Why Estimates Can Be Misleading

Our crack time calculator assumes a pure brute force attack with no shortcuts—the most favorable scenario for defenders. Real attackers don't work this way. They start with dictionaries of common passwords, then try variations and patterns. A password like "Summer2024!" might have 11 characters from a 95-character set (theoretical crack time: centuries), but it follows predictable patterns that attackers exploit with tools like Hashcat and John the Ripper.

This is why randomly generated passwords are essential. Human-created passwords contain exploitable patterns even when we try to be random. For passwords you need to remember, randomly generated passphrases provide the best combination of security and memorability.

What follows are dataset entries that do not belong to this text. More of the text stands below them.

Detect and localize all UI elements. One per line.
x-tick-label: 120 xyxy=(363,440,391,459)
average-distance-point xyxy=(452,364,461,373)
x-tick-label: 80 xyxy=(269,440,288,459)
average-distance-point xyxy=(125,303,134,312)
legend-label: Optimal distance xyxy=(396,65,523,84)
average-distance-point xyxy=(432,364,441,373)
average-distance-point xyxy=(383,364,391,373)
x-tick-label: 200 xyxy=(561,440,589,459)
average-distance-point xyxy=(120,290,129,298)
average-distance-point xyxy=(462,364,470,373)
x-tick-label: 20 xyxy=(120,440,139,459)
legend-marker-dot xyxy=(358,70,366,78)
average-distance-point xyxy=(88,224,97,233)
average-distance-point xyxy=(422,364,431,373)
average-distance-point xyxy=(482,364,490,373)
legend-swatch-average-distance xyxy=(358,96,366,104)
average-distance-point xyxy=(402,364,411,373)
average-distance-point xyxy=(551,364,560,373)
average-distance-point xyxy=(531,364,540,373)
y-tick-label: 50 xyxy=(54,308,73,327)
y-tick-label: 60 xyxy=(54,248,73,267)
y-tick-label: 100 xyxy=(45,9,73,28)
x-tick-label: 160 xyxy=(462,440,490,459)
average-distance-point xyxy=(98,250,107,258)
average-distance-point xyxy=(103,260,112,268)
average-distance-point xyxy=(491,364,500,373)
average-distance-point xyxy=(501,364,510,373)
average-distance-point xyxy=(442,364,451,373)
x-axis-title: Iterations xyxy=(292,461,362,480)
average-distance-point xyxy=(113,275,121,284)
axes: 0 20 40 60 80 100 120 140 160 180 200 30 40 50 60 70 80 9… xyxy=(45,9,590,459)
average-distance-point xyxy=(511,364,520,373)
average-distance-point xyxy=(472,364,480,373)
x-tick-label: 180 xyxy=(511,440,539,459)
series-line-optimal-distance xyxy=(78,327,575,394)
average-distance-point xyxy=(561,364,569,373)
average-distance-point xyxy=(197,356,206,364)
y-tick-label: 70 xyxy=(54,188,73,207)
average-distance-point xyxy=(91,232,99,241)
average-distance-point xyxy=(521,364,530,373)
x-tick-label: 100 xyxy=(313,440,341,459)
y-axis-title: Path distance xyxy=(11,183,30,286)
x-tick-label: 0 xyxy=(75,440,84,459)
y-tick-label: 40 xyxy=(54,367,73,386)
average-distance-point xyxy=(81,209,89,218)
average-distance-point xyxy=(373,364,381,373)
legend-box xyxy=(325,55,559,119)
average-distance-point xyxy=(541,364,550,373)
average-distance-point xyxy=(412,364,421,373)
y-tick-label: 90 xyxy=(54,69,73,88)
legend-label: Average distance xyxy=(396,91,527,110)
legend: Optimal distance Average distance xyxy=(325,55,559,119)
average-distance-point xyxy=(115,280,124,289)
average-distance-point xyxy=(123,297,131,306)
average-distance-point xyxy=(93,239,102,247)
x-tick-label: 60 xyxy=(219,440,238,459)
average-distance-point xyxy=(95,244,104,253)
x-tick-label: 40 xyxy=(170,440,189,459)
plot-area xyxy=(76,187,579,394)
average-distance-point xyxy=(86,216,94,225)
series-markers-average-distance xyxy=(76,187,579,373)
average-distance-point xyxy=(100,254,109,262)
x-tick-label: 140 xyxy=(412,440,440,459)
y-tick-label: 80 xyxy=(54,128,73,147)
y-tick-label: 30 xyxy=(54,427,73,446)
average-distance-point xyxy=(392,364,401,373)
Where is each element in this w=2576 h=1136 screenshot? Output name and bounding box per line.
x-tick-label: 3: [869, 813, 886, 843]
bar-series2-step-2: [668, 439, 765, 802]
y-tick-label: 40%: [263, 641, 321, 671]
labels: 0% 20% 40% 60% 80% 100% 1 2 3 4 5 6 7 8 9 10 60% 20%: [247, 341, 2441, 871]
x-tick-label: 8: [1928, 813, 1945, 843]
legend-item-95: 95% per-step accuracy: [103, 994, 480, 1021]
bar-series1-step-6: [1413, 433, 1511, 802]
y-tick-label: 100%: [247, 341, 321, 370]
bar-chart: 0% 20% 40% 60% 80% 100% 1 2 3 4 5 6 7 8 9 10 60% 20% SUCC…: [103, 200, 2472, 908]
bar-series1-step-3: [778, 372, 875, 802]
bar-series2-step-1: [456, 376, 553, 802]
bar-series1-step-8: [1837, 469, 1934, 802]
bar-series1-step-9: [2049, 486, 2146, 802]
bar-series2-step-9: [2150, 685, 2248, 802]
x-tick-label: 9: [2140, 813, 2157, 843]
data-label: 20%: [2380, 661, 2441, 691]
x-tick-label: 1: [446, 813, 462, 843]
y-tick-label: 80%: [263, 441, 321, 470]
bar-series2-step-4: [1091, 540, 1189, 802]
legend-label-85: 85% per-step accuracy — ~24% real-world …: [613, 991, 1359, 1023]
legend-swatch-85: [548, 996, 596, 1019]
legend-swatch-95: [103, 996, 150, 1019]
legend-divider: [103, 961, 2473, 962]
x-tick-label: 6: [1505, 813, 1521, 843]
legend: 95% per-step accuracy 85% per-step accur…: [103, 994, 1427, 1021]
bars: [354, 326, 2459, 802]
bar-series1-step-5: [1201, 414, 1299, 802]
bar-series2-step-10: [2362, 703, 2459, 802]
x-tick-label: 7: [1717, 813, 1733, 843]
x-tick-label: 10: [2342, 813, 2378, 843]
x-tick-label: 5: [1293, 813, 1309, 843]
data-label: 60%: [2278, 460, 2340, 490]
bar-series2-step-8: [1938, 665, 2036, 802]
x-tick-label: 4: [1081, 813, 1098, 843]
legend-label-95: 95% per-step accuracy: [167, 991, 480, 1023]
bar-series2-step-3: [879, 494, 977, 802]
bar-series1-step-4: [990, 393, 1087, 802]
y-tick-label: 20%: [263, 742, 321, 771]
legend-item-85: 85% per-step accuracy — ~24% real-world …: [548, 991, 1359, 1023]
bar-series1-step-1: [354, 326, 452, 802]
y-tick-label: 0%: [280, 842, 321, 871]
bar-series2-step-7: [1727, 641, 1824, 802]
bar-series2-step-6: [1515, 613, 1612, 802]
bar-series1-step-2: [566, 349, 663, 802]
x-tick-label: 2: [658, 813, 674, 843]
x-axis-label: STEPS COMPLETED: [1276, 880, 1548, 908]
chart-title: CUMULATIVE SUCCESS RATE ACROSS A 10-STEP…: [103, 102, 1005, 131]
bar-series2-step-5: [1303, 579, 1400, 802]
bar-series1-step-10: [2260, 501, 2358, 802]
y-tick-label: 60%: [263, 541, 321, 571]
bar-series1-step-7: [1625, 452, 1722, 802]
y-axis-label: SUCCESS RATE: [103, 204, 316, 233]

The Role of Password Hashing

Services should never store your actual password—instead, they store a hash (one-way mathematical transformation). When you log in, they hash your input and compare. Good hashing algorithms like bcrypt are deliberately slow, limiting attackers to thousands rather than billions of guesses per second. Poor algorithms like MD5 offer no such protection.

Unfortunately, you can't know how a service stores your password. Some major breaches have revealed passwords stored in plain text. Always assume the worst case and use passwords strong enough to resist high-speed offline attacks. If our calculator shows your password could be cracked in less than centuries against GPU clusters, generate a stronger one.

Future-Proofing Your Security

Computing power roughly doubles every two years (Moore's Law). A password that takes 1000 years to crack today might take 500 years in 2027 , 250 years in 2029 , and so on. Quantum computers pose additional theoretical risks, though practical quantum password cracking remains years away. Build substantial safety margins into your password choices.

For important accounts, aim for crack times measured in millions or billions of years. This isn't paranoia—it's accounting for unknown vulnerabilities, future technology, and the possibility that your password hash might sit in a stolen database for years before being attacked. Check your current passwords and upgrade any that show crack times under "millennia" for critical accounts.